Microsoft-Kursgewinne beflügeln Nasdaq
Wall Street: Blue Chips unter Druck, Tech-Werte im Plus

Berichte über weitere Milzbrand-Fälle und schlechter als erwartet ausgefallene US-Konjunkturdaten haben an den New Yorker Aktienmärkten am Donnerstag nach Händlerangaben die Standardwerte gedrückt. Die Technologieaktien schlossen dagegen im Plus, was Händler auf Kursgewinne bei Microsoft zurückführten.

rtr NEW YORK. Die Bilanzsaison sei zwar in vollem Gange, sagten Händler. Die Milzbrand-Gefahr stehe aber im Vordergrund und verunsichere die Investoren. "Bis die Bilanzsaison vorbei ist, wird es der Markt schwer haben, die jüngste Rally fortzusetzen", sagte Linell McCurry, Executive Vice President bei Walnut Asset Management. "Es wird wahrscheinlich eine Seitwärtsbewegung geben. "

Der Dow-Jones-Index schloss 0,75 % im Minus auf 9 163,57 Punkten, während der technologielastige Nasdaq-Index 0,40 % auf 1 652,90 Zähler stieg. Der breiter gefasste S&P-500-Index notierte 0,78 % schwächer auf 1068,65 Punkten.

Als dritter großer US-Fernsehsender bestätigte am Donnerstag CBS, dass in New York eine Mitarbeiterin des Nachrichtensprechers Dan Rather an Hautmilzbrand erkrankt sei. Zuvor waren bei Mitarbeitern von NBC und ABC Milzbrandfälle aufgetreten. Die Behörden in Kenia teilten mit, bei einem aus den USA stammenden Brief seien Milzbrandbakterien festgestellt worden. In den USA sind nachweislich etwa 50 Menschen mit Milzbrand-Erregern in Kontakt gekommen oder daran erkrankt.

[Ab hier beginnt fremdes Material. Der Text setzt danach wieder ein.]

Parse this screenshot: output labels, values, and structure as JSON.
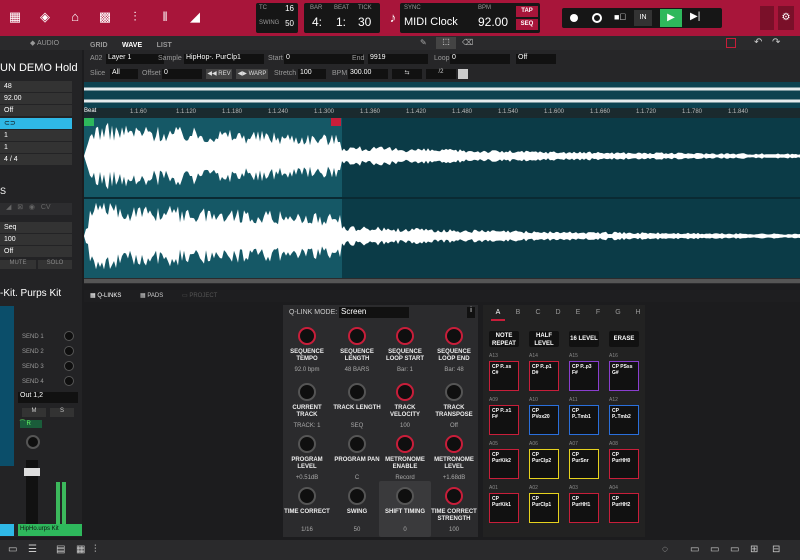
{
  "transport": {
    "tc_label": "TC",
    "tc": "16",
    "swing_label": "SWING",
    "swing": "50",
    "bar_label": "BAR",
    "bar": "4:",
    "beat_label": "BEAT",
    "beat": "1:",
    "tick_label": "TICK",
    "tick": "30",
    "sync_label": "SYNC",
    "sync": "MIDI Clock",
    "bpm_label": "BPM",
    "bpm": "92.00",
    "tap": "TAP",
    "seq": "SEQ"
  },
  "subbar": {
    "tabs": [
      "GRID",
      "WAVE",
      "LIST"
    ],
    "left_tab": "AUDIO"
  },
  "left": {
    "title": "UN DEMO Hold",
    "rows": [
      "48",
      "92.00",
      "Off",
      "",
      "1",
      "1",
      "4  /  4"
    ],
    "track_rows": [
      "Seq",
      "100",
      "Off"
    ],
    "mute": "MUTE",
    "solo": "SOLO",
    "kit": "-Kit. Purps Kit",
    "sends": [
      "SEND 1",
      "SEND 2",
      "SEND 3",
      "SEND 4"
    ],
    "out": "Out 1,2",
    "m": "M",
    "s": "S",
    "bottom_label": "HipHo.urps Kit"
  },
  "wave": {
    "a_label": "A02",
    "layer": "Layer 1",
    "sample_label": "Sample",
    "sample": "HipHop-. PurClp1",
    "start_label": "Start",
    "start": "0",
    "end_label": "End",
    "end": "9919",
    "loop_label": "Loop",
    "loop": "0",
    "loop_mode": "Off",
    "slice_label": "Slice",
    "slice": "All",
    "offset_label": "Offset",
    "offset": "0",
    "rev": "REV",
    "warp": "WARP",
    "stretch_label": "Stretch",
    "stretch": "100",
    "bpm_label": "BPM",
    "bpm": "300.00",
    "beat_label": "Beat",
    "ruler": [
      "1.1.60",
      "1.1.120",
      "1.1.180",
      "1.1.240",
      "1.1.300",
      "1.1.360",
      "1.1.420",
      "1.1.480",
      "1.1.540",
      "1.1.600",
      "1.1.660",
      "1.1.720",
      "1.1.780",
      "1.1.840"
    ]
  },
  "qlinks": {
    "tabs": [
      "Q-LINKS",
      "PADS",
      "PROJECT"
    ],
    "mode_label": "Q-LINK MODE:",
    "mode": "Screen",
    "knobs": [
      {
        "label": "SEQUENCE TEMPO",
        "value": "92.0 bpm",
        "red": true
      },
      {
        "label": "SEQUENCE LENGTH",
        "value": "48 BARS",
        "red": true
      },
      {
        "label": "SEQUENCE LOOP START",
        "value": "Bar: 1",
        "red": true
      },
      {
        "label": "SEQUENCE LOOP END",
        "value": "Bar: 48",
        "red": true
      },
      {
        "label": "CURRENT TRACK",
        "value": "TRACK: 1",
        "red": false
      },
      {
        "label": "TRACK LENGTH",
        "value": "SEQ",
        "red": false
      },
      {
        "label": "TRACK VELOCITY",
        "value": "100",
        "red": true
      },
      {
        "label": "TRACK TRANSPOSE",
        "value": "Off",
        "red": false
      },
      {
        "label": "PROGRAM LEVEL",
        "value": "+0.51dB",
        "red": false
      },
      {
        "label": "PROGRAM PAN",
        "value": "C",
        "red": false
      },
      {
        "label": "METRONOME ENABLE",
        "value": "Record",
        "red": true
      },
      {
        "label": "METRONOME LEVEL",
        "value": "+1.68dB",
        "red": true
      },
      {
        "label": "TIME CORRECT",
        "value": "1/16",
        "red": false
      },
      {
        "label": "SWING",
        "value": "50",
        "red": false
      },
      {
        "label": "SHIFT TIMING",
        "value": "0",
        "red": false
      },
      {
        "label": "TIME CORRECT STRENGTH",
        "value": "100",
        "red": true
      }
    ]
  },
  "pads": {
    "banks": [
      "A",
      "B",
      "C",
      "D",
      "E",
      "F",
      "G",
      "H"
    ],
    "buttons": [
      "NOTE REPEAT",
      "HALF LEVEL",
      "16 LEVEL",
      "ERASE"
    ],
    "rows": [
      [
        {
          "id": "A13",
          "name": "CP P..ss C#",
          "color": "#c81e3a"
        },
        {
          "id": "A14",
          "name": "CP P..p1 D#",
          "color": "#c81e3a"
        },
        {
          "id": "A15",
          "name": "CP P..p3 F#",
          "color": "#8a3ecf"
        },
        {
          "id": "A16",
          "name": "CP PSss G#",
          "color": "#8a3ecf"
        }
      ],
      [
        {
          "id": "A09",
          "name": "CP P..x1 F#",
          "color": "#c81e3a"
        },
        {
          "id": "A10",
          "name": "CP PVox20",
          "color": "#2a6fdb"
        },
        {
          "id": "A11",
          "name": "CP P..Tmb1",
          "color": "#2a6fdb"
        },
        {
          "id": "A12",
          "name": "CP P..Tmb2",
          "color": "#2a6fdb"
        }
      ],
      [
        {
          "id": "A05",
          "name": "CP PurKik2",
          "color": "#c81e3a"
        },
        {
          "id": "A06",
          "name": "CP PurClp2",
          "color": "#e6d21e"
        },
        {
          "id": "A07",
          "name": "CP PurSnr",
          "color": "#e6d21e"
        },
        {
          "id": "A08",
          "name": "CP PurHH0",
          "color": "#c81e3a"
        }
      ],
      [
        {
          "id": "A01",
          "name": "CP PurKik1",
          "color": "#c81e3a"
        },
        {
          "id": "A02",
          "name": "CP PurClp1",
          "color": "#e6d21e"
        },
        {
          "id": "A03",
          "name": "CP PurHH1",
          "color": "#c81e3a"
        },
        {
          "id": "A04",
          "name": "CP PurHH2",
          "color": "#c81e3a"
        }
      ]
    ]
  }
}
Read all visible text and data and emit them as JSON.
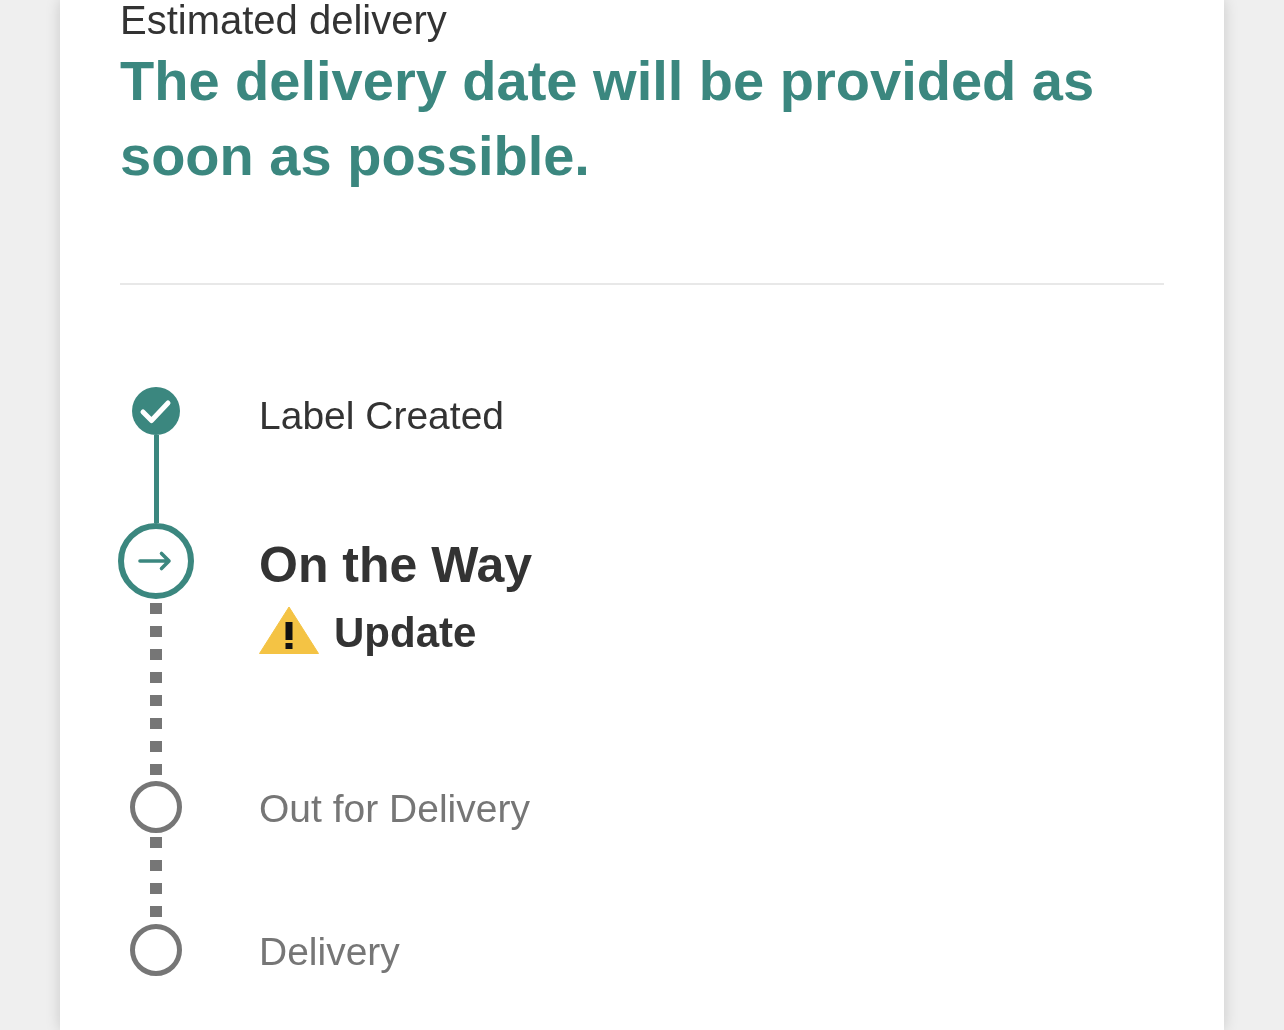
{
  "estimated_delivery": {
    "label": "Estimated delivery",
    "message": "The delivery date will be provided as soon as possible."
  },
  "timeline": {
    "steps": [
      {
        "label": "Label Created",
        "kind": "completed"
      },
      {
        "label": "On the Way",
        "kind": "current",
        "alert": "Update"
      },
      {
        "label": "Out for Delivery",
        "kind": "pending"
      },
      {
        "label": "Delivery",
        "kind": "pending"
      }
    ]
  }
}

Microsoft-Aktien lagen zum Schluss 1,37 % im Plus auf 56,9 Dollar. Das Unternehmen teilte nach Börsenschluss mit, im ersten Quartal sei ein Gewinn je Aktie von 0,23 Dollar verbucht worden. Analysten hatten den Gewinn je Aktie zwischen 0,38 Dollar und 0,42 Dollar erwartet.

Verluste der Aktien der weltgrößten Schnellrestaurant-Kette, McDonald's Corp, hätten die Standardwerte belastet, sagten Händler. Das Unternehmen hatte zuvor mitgeteilt, die Gewinne seien im dritten Quartal um ein Prozent gesunken. Die Aktie gab 0,54 % auf 29,24 Dollar nach. Dow-Wert Merck & Co, der drittgrößte Pharmakonzern der Welt, verloren rund vier Prozent auf 66,30 Dollar. Das Unternehmen hatte den Gewinn im dritten Quartal im Rahmen der Analystenschätzungen um sechs Prozent gesteigert. Der Umsatz mit seinem wichtigen Medikament Vioxx gegen Athritis dürfte nach Konzernangaben jedoch im Gesamtjahr schwächer ausfallen als zunächst angenommen.

Die Titel der Sun Microsystems schlossen 0,9 % im Plus auf 8,88 Dollar. Das Unternehmen hatte kurz nach US-Börschluss einen Betriebsverlust im Rahmen der vor zwei Wochen abgegebenen Prognosen mitgeteilt.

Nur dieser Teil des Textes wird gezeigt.